A vida prometida por Jesus aos seus discípulos e a todos os que cressem nele ao longo dos séculos é algo que está na casa do extraordinário. A frase empregada pelo escritor neotestamentário é uma expressão grega que tem o significado de excedente, superabundante. Quem serve a Jesus recebe uma superabundante oferta de vida que transcende a comezinha e fútil vida dos homens neste mundo, porque ela não é somente uma oferta de vida, mas uma oferta da própria fonte da vida habitando no interior do crente através do Espírito Santo.  Jesus asseverou:

Aquele que crê em mim, como diz a Escritura, do seu interior fluirão rios de água viva. ” (João 7.38).  

Em seu Comentário Bíblico do Novo Testamento, Willian Barclay, conta-nos a história de um soldado romano que foi até a presença de Júlio César pedir permissão para que se suicidasse. O soldado é descrito como uma criatura “desgraçada”, “triste”, “desanimada” e sem o “menor vigor”.  César olhando para homem perguntou: “Alguma vez esteve vivo? ”

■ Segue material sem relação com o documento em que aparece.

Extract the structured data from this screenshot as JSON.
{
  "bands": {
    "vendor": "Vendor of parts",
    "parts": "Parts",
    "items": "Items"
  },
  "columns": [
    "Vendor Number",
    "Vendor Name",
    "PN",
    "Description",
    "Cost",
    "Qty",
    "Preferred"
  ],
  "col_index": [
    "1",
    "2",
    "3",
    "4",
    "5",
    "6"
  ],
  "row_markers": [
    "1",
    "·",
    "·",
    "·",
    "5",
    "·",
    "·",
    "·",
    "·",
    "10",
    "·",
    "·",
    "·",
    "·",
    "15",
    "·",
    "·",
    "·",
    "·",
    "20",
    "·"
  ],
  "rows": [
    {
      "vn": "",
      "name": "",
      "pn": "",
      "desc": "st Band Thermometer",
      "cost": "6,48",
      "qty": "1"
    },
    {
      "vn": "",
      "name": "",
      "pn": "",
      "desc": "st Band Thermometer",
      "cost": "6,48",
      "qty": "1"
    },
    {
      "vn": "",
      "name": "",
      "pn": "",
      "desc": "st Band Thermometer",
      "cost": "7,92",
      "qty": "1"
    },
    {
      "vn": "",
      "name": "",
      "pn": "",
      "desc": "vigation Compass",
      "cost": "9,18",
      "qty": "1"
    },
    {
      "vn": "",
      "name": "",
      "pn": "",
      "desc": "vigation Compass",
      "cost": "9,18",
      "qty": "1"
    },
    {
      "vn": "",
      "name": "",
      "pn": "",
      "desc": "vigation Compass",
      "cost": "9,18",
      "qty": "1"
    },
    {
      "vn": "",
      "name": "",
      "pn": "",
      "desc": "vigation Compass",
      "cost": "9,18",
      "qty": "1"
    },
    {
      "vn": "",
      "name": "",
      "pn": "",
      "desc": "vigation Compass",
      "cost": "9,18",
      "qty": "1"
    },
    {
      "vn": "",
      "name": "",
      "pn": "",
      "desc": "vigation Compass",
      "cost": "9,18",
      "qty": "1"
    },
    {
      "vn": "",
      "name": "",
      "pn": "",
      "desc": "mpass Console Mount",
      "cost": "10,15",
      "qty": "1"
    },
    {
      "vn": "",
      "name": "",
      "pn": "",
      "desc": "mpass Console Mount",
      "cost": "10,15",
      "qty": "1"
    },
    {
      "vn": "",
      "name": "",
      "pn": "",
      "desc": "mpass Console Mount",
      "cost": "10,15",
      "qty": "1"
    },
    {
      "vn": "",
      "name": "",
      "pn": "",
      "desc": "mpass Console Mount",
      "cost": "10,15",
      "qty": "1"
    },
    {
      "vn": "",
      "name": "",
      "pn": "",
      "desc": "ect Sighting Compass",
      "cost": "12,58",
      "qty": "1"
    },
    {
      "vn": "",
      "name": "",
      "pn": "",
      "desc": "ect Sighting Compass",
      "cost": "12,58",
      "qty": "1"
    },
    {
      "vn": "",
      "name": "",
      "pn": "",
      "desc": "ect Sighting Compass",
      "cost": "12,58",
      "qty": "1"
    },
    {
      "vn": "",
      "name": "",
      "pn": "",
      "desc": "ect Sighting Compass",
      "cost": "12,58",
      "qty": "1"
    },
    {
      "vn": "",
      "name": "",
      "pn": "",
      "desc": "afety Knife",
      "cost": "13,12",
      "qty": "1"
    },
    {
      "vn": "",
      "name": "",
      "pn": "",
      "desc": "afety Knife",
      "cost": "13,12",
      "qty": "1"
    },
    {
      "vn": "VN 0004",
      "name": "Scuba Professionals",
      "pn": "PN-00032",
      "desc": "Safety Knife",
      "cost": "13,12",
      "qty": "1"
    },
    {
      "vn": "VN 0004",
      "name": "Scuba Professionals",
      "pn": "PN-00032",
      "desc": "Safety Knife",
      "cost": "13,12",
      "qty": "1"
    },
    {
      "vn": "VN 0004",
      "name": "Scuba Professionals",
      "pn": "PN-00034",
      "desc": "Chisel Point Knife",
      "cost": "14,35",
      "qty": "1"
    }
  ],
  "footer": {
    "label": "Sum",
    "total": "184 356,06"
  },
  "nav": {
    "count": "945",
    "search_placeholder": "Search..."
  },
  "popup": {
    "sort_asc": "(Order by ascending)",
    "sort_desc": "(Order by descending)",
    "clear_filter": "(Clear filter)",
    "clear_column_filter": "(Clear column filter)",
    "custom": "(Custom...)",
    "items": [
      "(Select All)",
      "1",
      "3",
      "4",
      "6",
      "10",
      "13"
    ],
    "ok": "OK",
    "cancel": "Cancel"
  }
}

Esta história serve-nos de ilustração acerca de nossas próprias vidas antes de conhecermos ao Senhor da vida, completamente sem sentido e significados autênticos. Muitos de nós éramos vazios e sem quaisquer perspectivas no tocante ao futuro, até o momento em que levantamos as nossas mãos cansadas e recebemos a Graça Redentora de Cristo em nossos corações. A partir deste momento, passamos a emitir o fulgor dos céus. Se dantes vivíamos sem paz e sem Deus no mundo, agora somos concidadãos dos santos e membros da família de Deus. Vejamos o que Paulo declara em Efésios:

 “Portanto, lembrai-vos de que, anteriormente, éreis gentios por natureza, chamados incircuncisão pelos que se chamam Circuncisão, feita no corpo por mãos humanas; estáveis naquela época sem Cristo, separados da comunidade de Israel, estranhos às alianças da Promessa, sem esperança e sem Deus no mundo. Todavia, agora, em Cristo Jesus, vós que antes estáveis distantes, fostes aproximados mediante o sangue de Cristo” (Efésios 2.11-13). 

Paulo mais à frente acrescenta: 

Portanto, não sois mais estrangeiros, nem imigrantes; pelo contrário, sois concidadãos dos santos e membros da família de Deus” (Efésios 2.19).


A vida em Cristo é o divisor de águas em nossas vidas pois nos permitir experimentar uma liberdade total da culpa e do peso de nossos fardos pecaminosos os quais afligiam as nossas almas. Uma vez lançando-os sobre cruz, obtivemos justificação pelos méritos de Cristo, alcançando redenção e uma paz que excede a todo o entendimento (Filipenses 4.7). 

Por este motivo, a obscuridade que dantes pairava sobre nós é expulsa pela radiante luz de Deus que passa a irradiar vida para nós e por nós a outras pessoas. O que eram trevas transmudou-se numa nova realidade iluminada de bençãos indizíveis.  Barclay complementa: “Quando tratamos de viver nossa própria vida, é-nos um pouco aborrecida, escura. Quando caminhamos junto a Jesus, quando reconhecemos sua presença em nossas vidas, estas se enchem de uma nova vitalidade, de uma superabundância de vida. Só quando vivemos com Cristo, a vida se converte em algo que vale a pena viver e começar a vivê-la em todo o sentido do termo”.